Art Gallery of Nova Scotia, Halifax
"Carl Zimmerman" by Meredith Dault, Summer 2007, p. 86 "Carl Zimmerman" by Meredith Dault, Summer 2007, p. 86

"Carl Zimmerman" by Meredith Dault, Summer 2007, p. 86

Carl Zimmerman (a Hamilton, Ontario, native who lives in Cape Breton, Nova Scotia) makes photographs of imagined architectural spaces. He builds physical models, photographs them and then digitally manipulates the photographs, creating vast, impossible spaces. Richly toned and laid out flat on tables in the gallery space, the photographs read, at first glance, like historical documents—they feel very much like 19th-century architectural engravings— until you realize they can’t be because they’re all dated in the present. A closer look reveals that the buildings are set in huge, bleak, almost surreal landscapes, and their titles—such as War Memorial, Leeds, England and Unitarian Church, Manchester, England— want you to believe that these enormous, fantastic buildings have been plunked down in ordinary, working-class cities.

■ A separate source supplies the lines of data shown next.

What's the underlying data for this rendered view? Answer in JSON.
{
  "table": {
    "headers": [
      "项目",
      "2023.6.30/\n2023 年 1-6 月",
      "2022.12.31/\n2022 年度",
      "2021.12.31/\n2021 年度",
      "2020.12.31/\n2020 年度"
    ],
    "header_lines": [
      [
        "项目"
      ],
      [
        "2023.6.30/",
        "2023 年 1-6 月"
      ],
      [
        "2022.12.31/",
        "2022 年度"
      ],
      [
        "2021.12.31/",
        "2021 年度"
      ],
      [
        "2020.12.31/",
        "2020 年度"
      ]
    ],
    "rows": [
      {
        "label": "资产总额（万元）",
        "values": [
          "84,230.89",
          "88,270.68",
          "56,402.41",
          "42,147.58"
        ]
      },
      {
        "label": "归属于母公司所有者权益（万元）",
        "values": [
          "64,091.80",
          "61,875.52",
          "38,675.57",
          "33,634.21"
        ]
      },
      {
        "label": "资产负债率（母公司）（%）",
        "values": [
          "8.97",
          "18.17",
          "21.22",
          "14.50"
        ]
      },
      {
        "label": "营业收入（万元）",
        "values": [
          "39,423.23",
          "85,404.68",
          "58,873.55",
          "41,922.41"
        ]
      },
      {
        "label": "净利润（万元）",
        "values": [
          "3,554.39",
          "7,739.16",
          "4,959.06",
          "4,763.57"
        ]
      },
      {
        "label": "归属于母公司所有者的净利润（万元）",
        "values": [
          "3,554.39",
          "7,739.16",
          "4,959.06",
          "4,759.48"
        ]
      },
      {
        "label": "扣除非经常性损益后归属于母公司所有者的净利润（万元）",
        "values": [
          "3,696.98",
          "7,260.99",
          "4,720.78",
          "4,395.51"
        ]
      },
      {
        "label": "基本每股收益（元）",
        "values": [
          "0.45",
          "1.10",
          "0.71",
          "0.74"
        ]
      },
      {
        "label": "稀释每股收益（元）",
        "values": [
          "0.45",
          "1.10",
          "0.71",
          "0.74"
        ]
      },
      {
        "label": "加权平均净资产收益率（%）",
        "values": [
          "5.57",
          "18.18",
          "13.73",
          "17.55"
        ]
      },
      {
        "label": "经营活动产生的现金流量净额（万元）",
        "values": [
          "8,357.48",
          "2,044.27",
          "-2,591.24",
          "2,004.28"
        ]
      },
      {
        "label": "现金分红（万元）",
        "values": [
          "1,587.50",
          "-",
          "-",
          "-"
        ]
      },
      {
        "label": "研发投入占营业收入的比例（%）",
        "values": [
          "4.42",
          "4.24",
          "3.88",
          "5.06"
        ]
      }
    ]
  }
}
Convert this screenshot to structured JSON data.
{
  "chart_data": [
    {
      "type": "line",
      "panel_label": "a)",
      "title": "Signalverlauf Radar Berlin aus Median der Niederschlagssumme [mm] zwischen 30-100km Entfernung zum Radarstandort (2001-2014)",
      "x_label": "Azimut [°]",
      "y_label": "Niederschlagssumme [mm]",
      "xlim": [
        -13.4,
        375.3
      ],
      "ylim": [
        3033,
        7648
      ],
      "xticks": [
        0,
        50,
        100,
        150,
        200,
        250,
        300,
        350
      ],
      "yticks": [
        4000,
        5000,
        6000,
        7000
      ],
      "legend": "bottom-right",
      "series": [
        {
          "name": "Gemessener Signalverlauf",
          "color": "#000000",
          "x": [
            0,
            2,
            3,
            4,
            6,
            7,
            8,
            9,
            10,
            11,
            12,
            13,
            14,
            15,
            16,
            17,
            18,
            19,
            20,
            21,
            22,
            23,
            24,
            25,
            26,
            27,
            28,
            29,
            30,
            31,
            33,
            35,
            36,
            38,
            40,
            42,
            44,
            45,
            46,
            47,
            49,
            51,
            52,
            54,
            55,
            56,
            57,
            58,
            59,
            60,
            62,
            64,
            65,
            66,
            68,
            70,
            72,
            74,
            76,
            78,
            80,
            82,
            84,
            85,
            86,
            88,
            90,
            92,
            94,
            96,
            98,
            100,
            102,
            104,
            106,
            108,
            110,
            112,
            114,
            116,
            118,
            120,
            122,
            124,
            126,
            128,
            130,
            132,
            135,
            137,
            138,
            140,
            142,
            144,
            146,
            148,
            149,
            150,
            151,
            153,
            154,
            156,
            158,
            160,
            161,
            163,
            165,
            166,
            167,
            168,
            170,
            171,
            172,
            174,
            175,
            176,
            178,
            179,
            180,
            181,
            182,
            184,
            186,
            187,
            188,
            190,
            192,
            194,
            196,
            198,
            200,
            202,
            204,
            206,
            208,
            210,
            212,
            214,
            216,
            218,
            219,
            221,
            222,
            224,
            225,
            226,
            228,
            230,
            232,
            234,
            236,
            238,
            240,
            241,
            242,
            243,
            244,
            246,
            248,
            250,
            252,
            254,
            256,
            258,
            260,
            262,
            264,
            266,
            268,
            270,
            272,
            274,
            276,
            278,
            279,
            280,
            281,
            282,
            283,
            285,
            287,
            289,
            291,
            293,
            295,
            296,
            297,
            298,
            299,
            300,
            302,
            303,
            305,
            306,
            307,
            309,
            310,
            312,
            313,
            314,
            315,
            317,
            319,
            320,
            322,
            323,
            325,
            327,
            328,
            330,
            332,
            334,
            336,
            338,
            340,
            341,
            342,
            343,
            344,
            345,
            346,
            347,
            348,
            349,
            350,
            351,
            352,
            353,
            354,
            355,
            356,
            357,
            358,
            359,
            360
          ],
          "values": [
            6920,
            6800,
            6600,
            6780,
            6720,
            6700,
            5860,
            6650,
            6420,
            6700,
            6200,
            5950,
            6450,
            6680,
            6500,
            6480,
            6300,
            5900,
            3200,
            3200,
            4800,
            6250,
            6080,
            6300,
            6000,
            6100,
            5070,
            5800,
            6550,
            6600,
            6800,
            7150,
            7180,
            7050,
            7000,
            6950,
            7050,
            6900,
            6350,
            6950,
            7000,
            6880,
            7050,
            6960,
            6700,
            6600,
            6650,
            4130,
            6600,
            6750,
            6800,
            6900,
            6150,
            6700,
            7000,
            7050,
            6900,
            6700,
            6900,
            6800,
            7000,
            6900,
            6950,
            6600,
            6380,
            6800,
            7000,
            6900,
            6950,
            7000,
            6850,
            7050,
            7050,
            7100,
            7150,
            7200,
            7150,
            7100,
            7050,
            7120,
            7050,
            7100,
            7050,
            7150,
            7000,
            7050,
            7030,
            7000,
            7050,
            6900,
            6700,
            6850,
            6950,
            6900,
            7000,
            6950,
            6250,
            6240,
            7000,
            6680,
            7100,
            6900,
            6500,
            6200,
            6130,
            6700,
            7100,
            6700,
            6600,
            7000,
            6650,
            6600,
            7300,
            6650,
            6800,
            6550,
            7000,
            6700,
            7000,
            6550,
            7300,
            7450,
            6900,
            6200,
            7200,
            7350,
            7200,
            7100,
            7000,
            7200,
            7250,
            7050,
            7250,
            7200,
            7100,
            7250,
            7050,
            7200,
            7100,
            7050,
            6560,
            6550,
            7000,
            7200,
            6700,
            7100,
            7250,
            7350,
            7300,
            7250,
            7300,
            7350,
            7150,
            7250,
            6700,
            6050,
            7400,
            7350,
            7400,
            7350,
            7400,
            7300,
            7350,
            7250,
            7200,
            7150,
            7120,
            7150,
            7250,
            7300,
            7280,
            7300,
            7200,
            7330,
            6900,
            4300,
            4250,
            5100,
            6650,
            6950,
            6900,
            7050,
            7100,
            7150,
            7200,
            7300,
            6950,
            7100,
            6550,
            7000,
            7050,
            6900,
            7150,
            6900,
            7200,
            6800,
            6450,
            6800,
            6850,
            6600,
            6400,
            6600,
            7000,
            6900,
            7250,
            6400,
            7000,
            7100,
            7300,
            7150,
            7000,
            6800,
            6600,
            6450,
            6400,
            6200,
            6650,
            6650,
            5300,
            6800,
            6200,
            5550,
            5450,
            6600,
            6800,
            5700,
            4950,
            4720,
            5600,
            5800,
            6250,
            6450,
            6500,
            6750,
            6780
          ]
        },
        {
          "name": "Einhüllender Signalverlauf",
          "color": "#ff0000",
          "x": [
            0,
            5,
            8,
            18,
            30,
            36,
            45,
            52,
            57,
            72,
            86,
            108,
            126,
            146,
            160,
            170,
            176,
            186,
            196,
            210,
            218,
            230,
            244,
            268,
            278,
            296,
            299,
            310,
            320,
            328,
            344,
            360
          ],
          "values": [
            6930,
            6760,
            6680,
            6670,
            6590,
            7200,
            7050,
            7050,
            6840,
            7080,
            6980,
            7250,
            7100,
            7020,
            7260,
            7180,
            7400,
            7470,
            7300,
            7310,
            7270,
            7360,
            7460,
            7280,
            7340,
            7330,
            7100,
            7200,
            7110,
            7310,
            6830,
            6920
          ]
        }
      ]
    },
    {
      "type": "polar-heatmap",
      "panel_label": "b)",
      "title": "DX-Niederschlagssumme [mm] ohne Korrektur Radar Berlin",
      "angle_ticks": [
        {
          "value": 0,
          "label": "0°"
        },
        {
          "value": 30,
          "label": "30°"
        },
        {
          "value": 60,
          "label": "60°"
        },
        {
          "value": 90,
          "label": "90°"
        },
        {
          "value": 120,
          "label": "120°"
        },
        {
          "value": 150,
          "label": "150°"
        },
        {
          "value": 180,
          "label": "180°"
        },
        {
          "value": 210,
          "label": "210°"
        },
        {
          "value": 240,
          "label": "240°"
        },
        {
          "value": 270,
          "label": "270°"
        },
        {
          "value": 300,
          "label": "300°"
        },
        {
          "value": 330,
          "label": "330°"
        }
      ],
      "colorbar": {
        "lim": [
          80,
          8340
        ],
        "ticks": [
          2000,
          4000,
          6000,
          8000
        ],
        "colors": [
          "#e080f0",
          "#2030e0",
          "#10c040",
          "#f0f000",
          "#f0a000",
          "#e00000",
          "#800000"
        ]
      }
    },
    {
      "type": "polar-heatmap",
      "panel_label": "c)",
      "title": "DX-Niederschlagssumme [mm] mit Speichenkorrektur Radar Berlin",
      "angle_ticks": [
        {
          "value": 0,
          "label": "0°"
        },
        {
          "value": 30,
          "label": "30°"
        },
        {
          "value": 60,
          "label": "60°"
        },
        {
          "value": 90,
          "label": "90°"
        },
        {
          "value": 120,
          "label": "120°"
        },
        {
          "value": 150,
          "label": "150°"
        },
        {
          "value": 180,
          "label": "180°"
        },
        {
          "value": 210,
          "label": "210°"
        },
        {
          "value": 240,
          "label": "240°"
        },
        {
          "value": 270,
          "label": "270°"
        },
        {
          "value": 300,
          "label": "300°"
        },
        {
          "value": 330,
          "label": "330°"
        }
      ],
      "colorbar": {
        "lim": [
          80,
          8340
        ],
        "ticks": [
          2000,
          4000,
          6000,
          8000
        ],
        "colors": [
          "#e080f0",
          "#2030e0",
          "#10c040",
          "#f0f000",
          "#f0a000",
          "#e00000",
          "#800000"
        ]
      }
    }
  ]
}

The exhibition “Landmarks of Industrial Britain” was set up in such a way that before you even encounter any of Zimmerman’s photographs, you meet his models: in this case, small, precisely constructed architectural spaces—things like highly detailed arches and domed roofs. Zimmerman’s works are clearly based in artifice, but it’s not a fact he’s trying to hide. Displaying the models as part of the artistic process is an important part of helping viewers better understand the work they are about to see.

The works themselves are convincing because they are so well executed, with buildings often depicted from both inside (the interior spaces are usually barren, sometimes with crumbling, ruined walls) and out. In almost all of the works, Zimmerman will include one or more tiny figures at the bottom of a cavernous space to give a better sense of the vast (if artificial) scale.

The overall effect of the photographs is both creepy and wonderful. They are images that affect on a gut level. The spaces they show us seem post-apocalyptic— they’re bleak, lonely and eerily lit from unidentified sources. And while they also appear to be antique, speaking faithfully to us in neo-classical language, the message seems to be more about a desolate possible future.

These photographs are beautiful in their execution and imagined loftiness, but they’re also disturbing and lonely. You can’t help but imagine what it would feel like to stand alone in such a giant space, listening to your voice echo back at you.